Shady companies have long given unscrupulous scientists the opportunity to buy authorship of papers—a form of academic fraud. But according to a draft paper posted online today and scheduled to appear in the International Journal for Educational Integrity, these outfits have now diversified into selling intellectual property rights, too.

Over the past 2 years, these firms have registered thousands of bizarre designs for medical equipment and other devices with the U.K.’s Intellectual Property Office (IPO), listing scientists as the owners of the designs for a fee. The companies target researchers in countries including India and Pakistan, where universities reward researchers who patent inventions with career advancement and sometimes bonuses.

The finding is “bonkers” says Emily Hudson, an intellectual property academic at the University of Oxford who was not involved with the research.
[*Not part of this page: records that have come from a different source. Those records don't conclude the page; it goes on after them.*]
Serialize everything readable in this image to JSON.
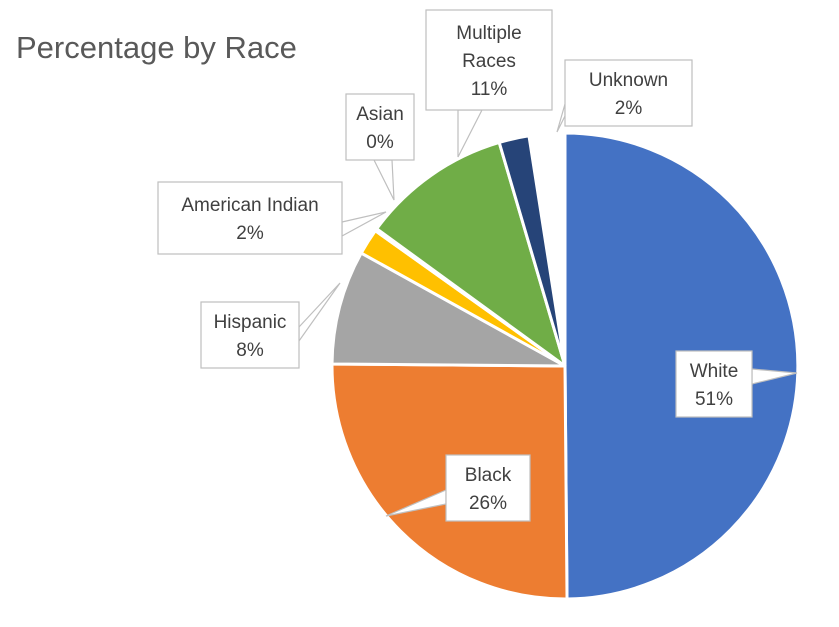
{
  "chart_data": {
    "type": "pie",
    "title": "Percentage by Race",
    "slices": [
      {
        "category": "White",
        "value": 51,
        "label": "51%",
        "color": "#4472C4"
      },
      {
        "category": "Black",
        "value": 26,
        "label": "26%",
        "color": "#ED7D31"
      },
      {
        "category": "Hispanic",
        "value": 8,
        "label": "8%",
        "color": "#A5A5A5"
      },
      {
        "category": "American Indian",
        "value": 2,
        "label": "2%",
        "color": "#FFC000"
      },
      {
        "category": "Asian",
        "value": 0,
        "label": "0%",
        "color": "#5B9BD5"
      },
      {
        "category": "Multiple Races",
        "value": 11,
        "label": "11%",
        "color": "#70AD47"
      },
      {
        "category": "Unknown",
        "value": 2,
        "label": "2%",
        "color": "#264478"
      }
    ],
    "legend": "none",
    "data_labels": "callout"
  }
}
The practice exploits ignorance about intellectual property systems, she says: The U.K., like many countries, allows artists and others to protect their designs relatively cheaply and easily, without the arduous and expensive process of obtaining a formal patent. It is these design registrations, not patents, that companies are selling.
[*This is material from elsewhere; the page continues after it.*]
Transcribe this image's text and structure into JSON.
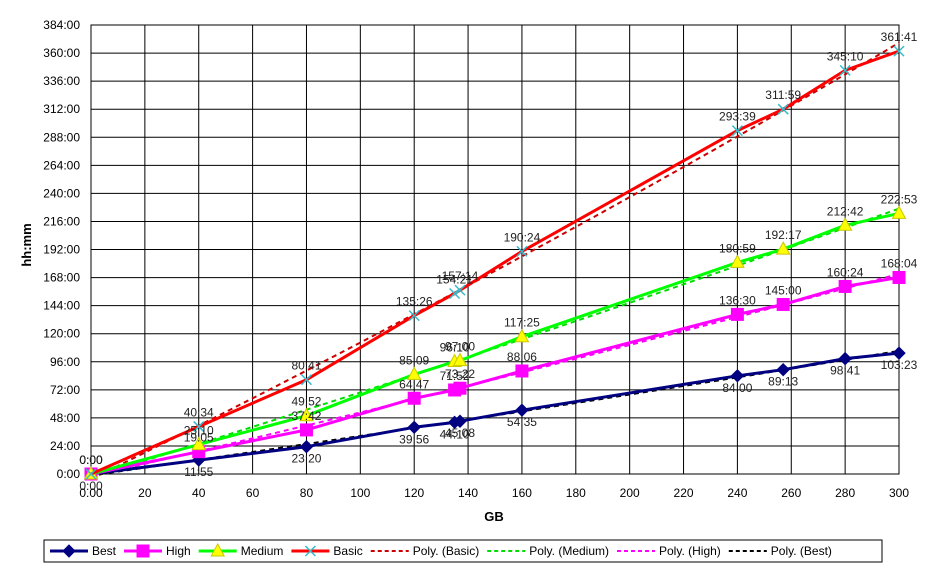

Northwestern University metascientist Reese Richardson and his colleagues made the discovery while monitoring social media channels used by paper mills to advertise fraudulent academic products for sale, including journal publications, student essays, and theses. About 2 years ago, the team started noticing adverts for a new kind of product: so-called U.K. design patents, with “inventorship” slots being sold for 2000 to 30,000 Indian rupees ($23 to $398). The adverts emphasize that a “patent filing” can give researchers a boost in the ranking systems used in India.

The researchers matched up more than 20 of these adverts with design registrations filed with the U.K. IPO. The two companies responsible for these registrations had filed almost 2000 more, the team found: mostly “childish” designs, Richardson says, with images often cribbed from repositories of 3D drawings, and titles invoking buzzwords such as “AI-powered” or “machine learning.”

The often absurd designs included everything from agricultural machinery to electrical equipment, but medical devices were the most common. One design, for instance, shows a shoe with what appears to be a camera and USB ports around the sole, titled “Smart shoe for visually impaired.” Another is titled “Designing an Artificial Intelligence Powered Skin Cancer Inspection Device with Design Thinking” and is a 3D drawing of a Glock pistol with the addition of a small screen and USB ports. “I was hooting and hollering when I saw that one,” Richardson says.

By further scouring the database of design registrations, the researchers identified an additional six suspicious companies. These firms were relatively new, with a limited web presence, and filed designs with flowery titles and high numbers of applicants. Together, these companies have registered more than 3000 designs in the past 2 years, representing 3.3% of all designs registered in the U.K. in that period.

The discovery “blew my mind when I heard about it,” says Sarah Fackrell, an intellectual property law researcher at the Chicago-Kent College of Law who contributed legal expertise to the paper: “Getting IP rights in order to commit academic fraud or misconduct is new to me.”

Almost all the owners listed on the registrations found by the researchers were academics or universities in India.

Indian universities allocate points to employees for products such as journal papers and patents, and employees must reach a minimum number of points in order to pass annual reviews, says Achal Agarwal, the founder of the research integrity organization India Research Watch. A ministry body that regulates and funds universities suggests researchers should get more points for international than local patents, although institutions differ in how closely they follow these recommendations, Agarwal says. But design registrations are not equivalent to patents, Fackrell notes, and the scheme uncovered in the new paper would not work if universities properly discriminated between the two.

The companies found by Richardson and his colleagues may be serving academics in India, but similar exploitation happens elsewhere, says Anna Abalkina, a paper mill researcher at the Free University of Berlin who was not involved in the research. Russian universities similarly incentivize patents, along with journal papers and other products, and companies advertise patent inventorship on social media—including the Russian equivalent of Craigslist, she says.

The exploitation is concerning for a few reasons, Fackrell says: Flooding the register with “garbage” could make it more difficult for good-faith applicants to check whether their design is new, and could raise questions about the legitimacy of the IP system.

But this doesn’t necessarily mean the U.K. IPO should make it more onerous or expensive to register designs, Hudson says. That could hurt legitimate designers—the lack of oversight in the system “is a feature, not a bug,” Hudson adds.

In an email to Science, a spokesperson for the U.K. IPO said designs, like other intellectual property, can legitimately be bought and sold, and that “it would not be appropriate for the IPO to comment on arrangements in other jurisdictions relating to academic recognition.”

Indian institutions could help reduce the incentives for IP fraud by assessing researchers on the quality, not quantity, of their output, Agarwal says. The corruption is harming India’s reputation, he adds. “The only way this reputation can be improved is by calling it out … and India taking action.”